Sunday, September 20, 2009

A reflection on reflections on reflection

It appears that the class is bifurcated about the reflections. Some are enjoying the blogging and seeing the activity as a means for producing deeper learning. Others are struggling and not yet finding the writing illuminating. To those in the first group, keep at it. In my post, Slowing Down, which was focused on the class discussion but pertains to the writing too, I sketched some of the intellectual activities that are necessary for gaining a deep understanding of a subject. You should be aiming to do some of that with the writing.

For those in the second group, below I will offer a few suggestions about things that might help.

(1) This is a longer term suggestion. It may have no immediate benefit for you this semester. To the extent that improving your writing is a lifelong pursuit, it will help. To get a window into the idea, here is a short blog post by Will Richardson, who is writing affectionately about Donald Murray, a journalist and one of the great writing teachers. You might read Murray's book that Richardson references, Expecting the Unexpected. It will give you more of an idea about what the writing should do for the reader and what you should do to produce such writing. Though I came to my approach with teaching on writing independent of direct knowledge of Murray, I came to realize that I'm trying to emulate much of what he advocates.

(2) Some of you are struggling with the writing that focuses on "I" or "me" and the personal nature of that, in some cases because that cuts against your culture and your upbringing. You can instead use the experience of in-class discussions we've had, in which case it will be about "we" or "us" and perhaps that is less difficult to do. You can talk about other experiences you've been involved with and still use the first person plural form. Or you can be objective about ideas and write about them at arms length, but keeping in the mind that there is a need to produce connections between ideas and one good way to do this is on identifying multiple contexts to illustrate the same point.

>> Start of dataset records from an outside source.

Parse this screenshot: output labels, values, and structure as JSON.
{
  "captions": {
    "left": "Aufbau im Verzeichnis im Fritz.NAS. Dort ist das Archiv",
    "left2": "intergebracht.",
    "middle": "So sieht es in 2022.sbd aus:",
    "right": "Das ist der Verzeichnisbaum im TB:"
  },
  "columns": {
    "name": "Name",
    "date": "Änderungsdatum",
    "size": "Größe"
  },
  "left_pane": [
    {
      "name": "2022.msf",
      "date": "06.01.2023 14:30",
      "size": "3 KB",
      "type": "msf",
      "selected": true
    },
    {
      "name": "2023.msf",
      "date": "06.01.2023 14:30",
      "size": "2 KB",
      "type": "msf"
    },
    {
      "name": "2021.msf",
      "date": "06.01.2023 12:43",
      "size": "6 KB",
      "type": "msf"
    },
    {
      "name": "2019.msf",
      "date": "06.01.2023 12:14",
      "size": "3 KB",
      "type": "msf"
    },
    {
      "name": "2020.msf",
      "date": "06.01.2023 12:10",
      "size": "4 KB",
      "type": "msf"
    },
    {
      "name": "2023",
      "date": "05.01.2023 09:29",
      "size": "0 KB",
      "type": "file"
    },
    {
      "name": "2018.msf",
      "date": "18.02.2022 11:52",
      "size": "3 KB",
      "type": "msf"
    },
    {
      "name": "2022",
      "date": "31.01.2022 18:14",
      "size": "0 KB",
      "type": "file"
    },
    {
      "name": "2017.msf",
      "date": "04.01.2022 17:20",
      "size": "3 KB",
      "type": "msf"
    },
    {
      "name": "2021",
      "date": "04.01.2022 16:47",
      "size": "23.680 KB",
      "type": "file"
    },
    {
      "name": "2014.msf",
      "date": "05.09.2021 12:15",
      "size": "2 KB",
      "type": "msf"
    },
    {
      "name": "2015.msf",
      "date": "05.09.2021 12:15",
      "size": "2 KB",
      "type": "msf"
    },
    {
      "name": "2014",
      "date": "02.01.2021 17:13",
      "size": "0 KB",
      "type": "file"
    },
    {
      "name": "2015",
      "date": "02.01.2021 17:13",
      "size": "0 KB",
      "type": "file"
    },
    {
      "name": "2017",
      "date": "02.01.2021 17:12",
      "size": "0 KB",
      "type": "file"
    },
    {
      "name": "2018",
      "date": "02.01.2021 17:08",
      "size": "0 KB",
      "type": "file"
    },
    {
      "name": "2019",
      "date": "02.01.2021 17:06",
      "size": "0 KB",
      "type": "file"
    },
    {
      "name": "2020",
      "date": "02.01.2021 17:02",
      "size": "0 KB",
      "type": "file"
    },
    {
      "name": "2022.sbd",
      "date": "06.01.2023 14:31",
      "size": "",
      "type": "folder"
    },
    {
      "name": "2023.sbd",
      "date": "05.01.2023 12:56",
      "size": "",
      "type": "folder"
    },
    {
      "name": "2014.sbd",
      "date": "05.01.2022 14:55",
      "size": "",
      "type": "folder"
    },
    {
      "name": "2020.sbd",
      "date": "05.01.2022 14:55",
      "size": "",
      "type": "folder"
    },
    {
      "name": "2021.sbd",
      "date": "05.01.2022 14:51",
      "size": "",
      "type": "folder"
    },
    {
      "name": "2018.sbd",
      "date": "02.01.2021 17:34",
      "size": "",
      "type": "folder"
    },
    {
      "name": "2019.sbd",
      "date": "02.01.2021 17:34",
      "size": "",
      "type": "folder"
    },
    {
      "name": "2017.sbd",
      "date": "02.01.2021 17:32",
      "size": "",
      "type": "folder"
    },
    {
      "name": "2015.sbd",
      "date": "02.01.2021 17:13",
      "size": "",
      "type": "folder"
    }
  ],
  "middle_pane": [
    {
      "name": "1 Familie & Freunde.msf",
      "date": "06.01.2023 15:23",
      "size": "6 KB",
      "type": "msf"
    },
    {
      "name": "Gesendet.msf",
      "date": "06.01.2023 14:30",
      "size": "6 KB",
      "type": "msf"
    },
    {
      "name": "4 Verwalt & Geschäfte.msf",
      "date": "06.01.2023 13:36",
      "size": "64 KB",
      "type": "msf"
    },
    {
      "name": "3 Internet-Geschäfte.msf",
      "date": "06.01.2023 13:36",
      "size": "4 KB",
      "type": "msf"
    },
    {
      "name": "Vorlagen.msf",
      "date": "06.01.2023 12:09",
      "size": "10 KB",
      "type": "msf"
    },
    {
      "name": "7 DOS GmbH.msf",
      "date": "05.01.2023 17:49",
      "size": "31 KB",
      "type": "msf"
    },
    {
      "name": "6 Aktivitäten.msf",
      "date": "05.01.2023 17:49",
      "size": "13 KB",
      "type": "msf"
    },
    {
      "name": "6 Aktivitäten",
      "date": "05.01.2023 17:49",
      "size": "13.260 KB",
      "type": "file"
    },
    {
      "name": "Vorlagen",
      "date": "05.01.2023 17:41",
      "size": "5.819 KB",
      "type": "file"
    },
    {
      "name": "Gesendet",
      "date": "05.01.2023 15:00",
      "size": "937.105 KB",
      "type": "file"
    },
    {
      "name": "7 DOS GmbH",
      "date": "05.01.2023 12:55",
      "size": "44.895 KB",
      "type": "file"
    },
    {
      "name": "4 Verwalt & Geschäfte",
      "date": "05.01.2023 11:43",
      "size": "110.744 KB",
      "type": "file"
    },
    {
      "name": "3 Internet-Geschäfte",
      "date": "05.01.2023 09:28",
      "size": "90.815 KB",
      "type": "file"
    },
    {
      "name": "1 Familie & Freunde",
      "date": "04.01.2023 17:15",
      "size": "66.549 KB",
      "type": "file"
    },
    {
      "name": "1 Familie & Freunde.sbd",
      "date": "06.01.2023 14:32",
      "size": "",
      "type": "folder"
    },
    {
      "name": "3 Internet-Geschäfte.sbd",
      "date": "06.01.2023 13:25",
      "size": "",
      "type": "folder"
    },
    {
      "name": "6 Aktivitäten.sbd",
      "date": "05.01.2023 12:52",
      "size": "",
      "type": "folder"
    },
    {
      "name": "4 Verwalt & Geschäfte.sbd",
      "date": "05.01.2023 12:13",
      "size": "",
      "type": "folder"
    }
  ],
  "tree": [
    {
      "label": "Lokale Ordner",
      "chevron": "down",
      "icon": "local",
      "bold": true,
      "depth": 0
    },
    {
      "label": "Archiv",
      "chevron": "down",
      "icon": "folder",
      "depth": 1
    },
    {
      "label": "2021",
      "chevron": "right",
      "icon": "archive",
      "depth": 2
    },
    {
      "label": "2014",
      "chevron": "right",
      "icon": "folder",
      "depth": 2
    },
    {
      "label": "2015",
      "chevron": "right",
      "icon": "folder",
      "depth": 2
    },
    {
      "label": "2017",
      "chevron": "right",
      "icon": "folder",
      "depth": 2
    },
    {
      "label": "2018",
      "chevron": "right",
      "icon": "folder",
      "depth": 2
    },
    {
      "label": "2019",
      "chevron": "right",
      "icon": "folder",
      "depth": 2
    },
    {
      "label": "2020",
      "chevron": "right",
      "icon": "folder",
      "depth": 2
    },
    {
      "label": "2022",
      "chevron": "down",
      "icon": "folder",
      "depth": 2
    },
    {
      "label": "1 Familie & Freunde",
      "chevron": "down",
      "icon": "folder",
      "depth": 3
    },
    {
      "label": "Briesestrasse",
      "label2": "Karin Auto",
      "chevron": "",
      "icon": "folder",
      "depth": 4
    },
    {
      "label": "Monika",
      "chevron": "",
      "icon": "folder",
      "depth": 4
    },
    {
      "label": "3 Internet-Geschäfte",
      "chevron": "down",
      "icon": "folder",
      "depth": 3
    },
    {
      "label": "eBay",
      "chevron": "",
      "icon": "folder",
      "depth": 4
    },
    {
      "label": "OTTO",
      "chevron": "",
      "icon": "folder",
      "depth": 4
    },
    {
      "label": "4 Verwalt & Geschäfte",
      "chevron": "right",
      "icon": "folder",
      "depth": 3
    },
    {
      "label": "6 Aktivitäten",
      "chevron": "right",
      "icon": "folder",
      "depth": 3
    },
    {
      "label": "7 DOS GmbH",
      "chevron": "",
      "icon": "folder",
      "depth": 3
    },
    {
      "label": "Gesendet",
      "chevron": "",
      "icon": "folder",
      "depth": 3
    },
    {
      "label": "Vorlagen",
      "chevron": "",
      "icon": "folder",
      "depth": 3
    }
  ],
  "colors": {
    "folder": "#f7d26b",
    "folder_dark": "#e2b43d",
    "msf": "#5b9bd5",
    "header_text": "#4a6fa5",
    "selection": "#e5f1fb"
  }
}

(3) There is a romantic notion, almost certainly false, that the good writer can just sit down at the keyboard and crank it out. Then when it doesn't happen for you and you have writer's block and it's getting late on Friday and there is still nothing to show, it becomes painful. All of this is a reminder that you are not a good writer, as if that is stigma you'll endure forever. This outcome, I believe, is mostly a consequence of process errors you are making. The first of those is that the ideas you need to write about come from some grand gestalt you do in your head. That is the first cause or so you implicitly assume. Mostly, that is wrong. The first cause is the reading (you can't be a good writer without being a serious reader) or conversations in which you are engaged or movies or other external stimuli. There is no shortage of that. Then you need time to process that stimuli. That processing is called pre-writing. I do that in my head, but some of you may want to take some notes while you are doing it. Then you should be ready to write and it shouldn't be so painful.

I'm going to segue from those suggestions to Jake's post and about writing of the readings ahead of time. I'm still scratching my head on that one as to why you thought you shouldn't be doing that all along, but perhaps there is the question, which readings, the ones we've discussed already or the ones that are upcoming? To that my answer is, "yes." But rather than being cutesy here (when I was in high school, I gave that sort of response all the time to my mom) I've done something concrete to help you look forward. There is now a link in the left sidebar to the Google Calendar for the course so you can more readily look forward. This coming week, we will be finishing Bruner and working through Argyris on Double Loop Learning. Because the team led discussions are already scheduled, we'll start on Drucker the following week. Thereafter, we aren't yet scheduled (we'll do some of Drucker on the individual, but how much needs to be determined) and I then want the slowing down ideas to take effect.

I intended that Scientific American piece, which many of you liked, as a commentary about what you need to be doing in the reflections - effortful study. Some of you took that piece as truth on all accounts and interpreted it as saying that talent and native intelligence matters not at all. That is an extremely strong proposition. None of you asked how much and what type of evidence would be needed to be confident that the proposition is valid. The article offered mostly anecdotal evidence. Further, one wonders whether that is even an interesting question. If we can agree that effortful practice matters a lot for the development of expertise, which I'd is a potent conclusion in itself, what further value is there from asserting the strong proposition as some of you did?

One last point on that. Because time is scarce, becoming an expert is necessarily a narrowing venture. As generalists, in contrast, we remain amateurs. Sometimes the approach of experts blocks exploration because the experts have such high standards of what needs to be produced. Amateurs can feel comfortable in their explorations by safely ignoring a sense of good taste about a subject, invoking when necessary the rejoinder, "I'm no expert on this." Daniel Pink, in his book A Whole New Mind tells us readers to celebrate our amateurness. That's what you should try for with the blogging.